改訂新版 世界大百科事典 「ジェ」の意味・わかりやすい解説
ジェ
Gê
ブラジルの先住民集団。北はマラニョン州から南はサンタ・カタリナ州までの広い範囲に散在し,総数は約4万人(1990)と思われる。ジェ語族と分類されている言語を話す部族の総称で,北,南,中央の三つに大きく分けられる。北にはカヤポ,スヤ,アピナイェなど,中央にはシャバンテ,シェレンテ,南にはカインガン,ショクレンが含まれている。また,マト・グロッソ州のボロロもジェと近縁である。ジェの住む地域は,川沿いの森とその外に広がるサバンナによって特徴づけられている。生業は焼畑耕作と野生食物の採集,狩猟,漁労を組み合わせたものである。

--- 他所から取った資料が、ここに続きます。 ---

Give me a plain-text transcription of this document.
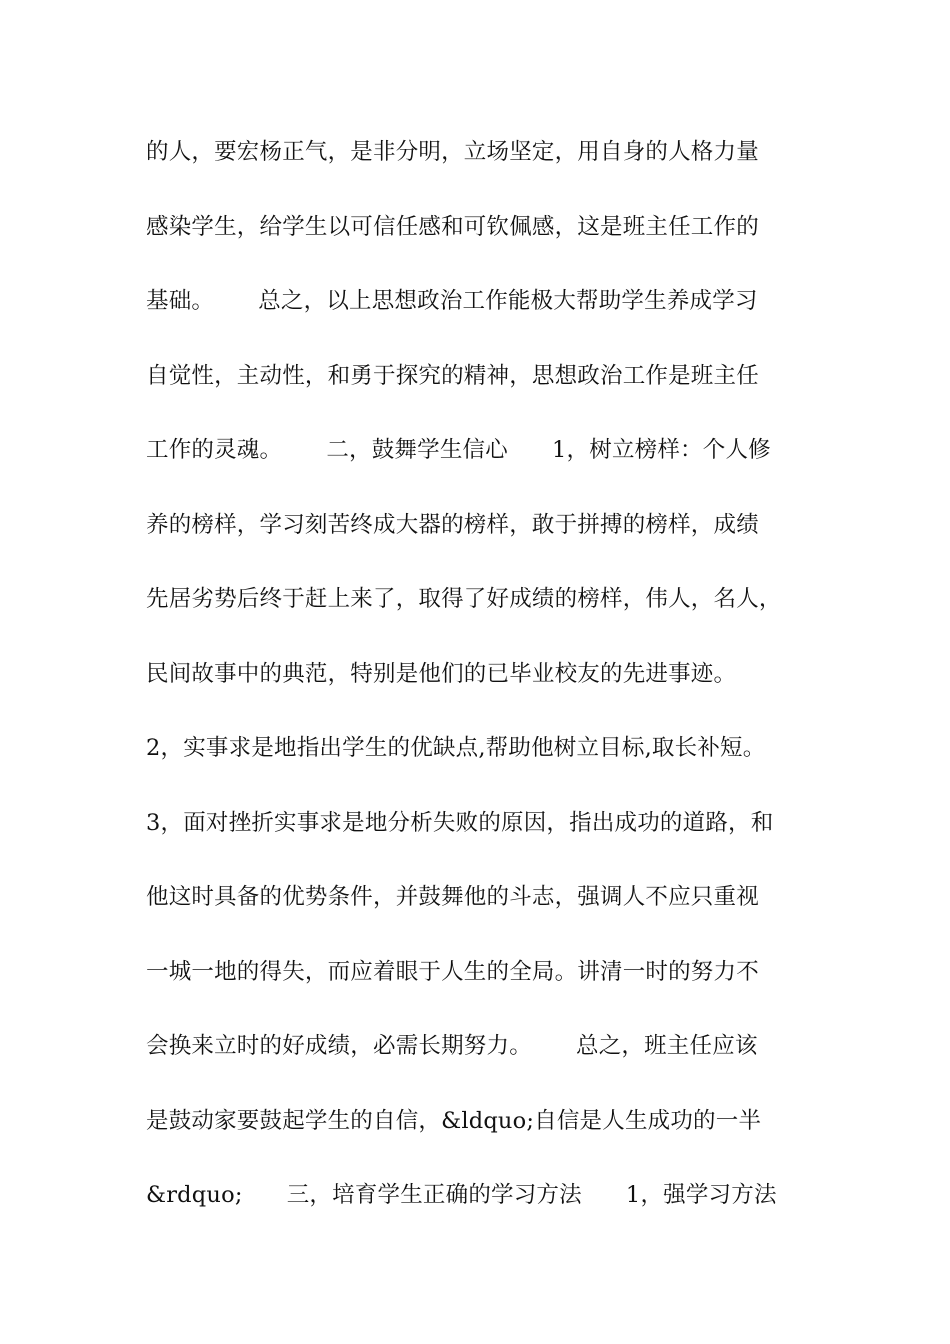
的人，要宏杨正气，是非分明，立场坚定，用自身的人格力量
感染学生，给学生以可信任感和可钦佩感，这是班主任工作的
基础。      总之，以上思想政治工作能极大帮助学生养成学习
自觉性，主动性，和勇于探究的精神，思想政治工作是班主任
工作的灵魂。      二，鼓舞学生信心      1，树立榜样：个人修
养的榜样，学习刻苦终成大器的榜样，敢于拼搏的榜样，成绩
先居劣势后终于赶上来了，取得了好成绩的榜样，伟人，名人，
民间故事中的典范，特别是他们的已毕业校友的先进事迹。
2，实事求是地指出学生的优缺点,帮助他树立目标,取长补短。
3，面对挫折实事求是地分析失败的原因，指出成功的道路，和
他这时具备的优势条件，并鼓舞他的斗志，强调人不应只重视
一城一地的得失，而应着眼于人生的全局。讲清一时的努力不
会换来立时的好成绩，必需长期努力。      总之，班主任应该
是鼓动家要鼓起学生的自信，&ldquo;自信是人生成功的一半
&rdquo;      三，培育学生正确的学习方法      1，强学习方法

かつて非常に重要であった狩猟は獲物が少なくなった現在ではその価値を減じ,経済活動における焼畑耕作の比重が高まっている。衣服はほとんど身につけず,土器も作らない。ジェの特徴は,このような脆弱な経済基盤と貧弱な物質文化にもかかわらず,社会が複雑に組織化されていることである。村は円形または三日月形で,家の列が大きな広場をとりまく形をしている。この広場は儀礼のための場であり,男の領域である。ここには男の集会所が建てられる。家は女性の領域であり,結婚した花婿は妻の家へ入る。村はまた,儀礼の場や材木かつぎレースなどで二つに分けられ,政争においても二つに割れることが多い。このような男と女の二分,儀礼的な半族(双分組織)への分割,政争における分裂においてみられる二分法が,ジェ諸部族に共通してみられる基本的な考え方である。ブラジル社会との接触に伴って各部族とも大きな社会変化をこうむり,南ジェにおいてその程度が最も進んでいる。現在のジェは,大部分がキリスト教宣教所や国立インディオ局の出張所の近くに住み,その影響下にあるが,部族の基本的な特徴はまだ保っている。とはいえ,独自の文化を保つには難しい段階に入っているのは確かであり,土地をめぐって周囲のブラジル人との摩擦が多くなっている。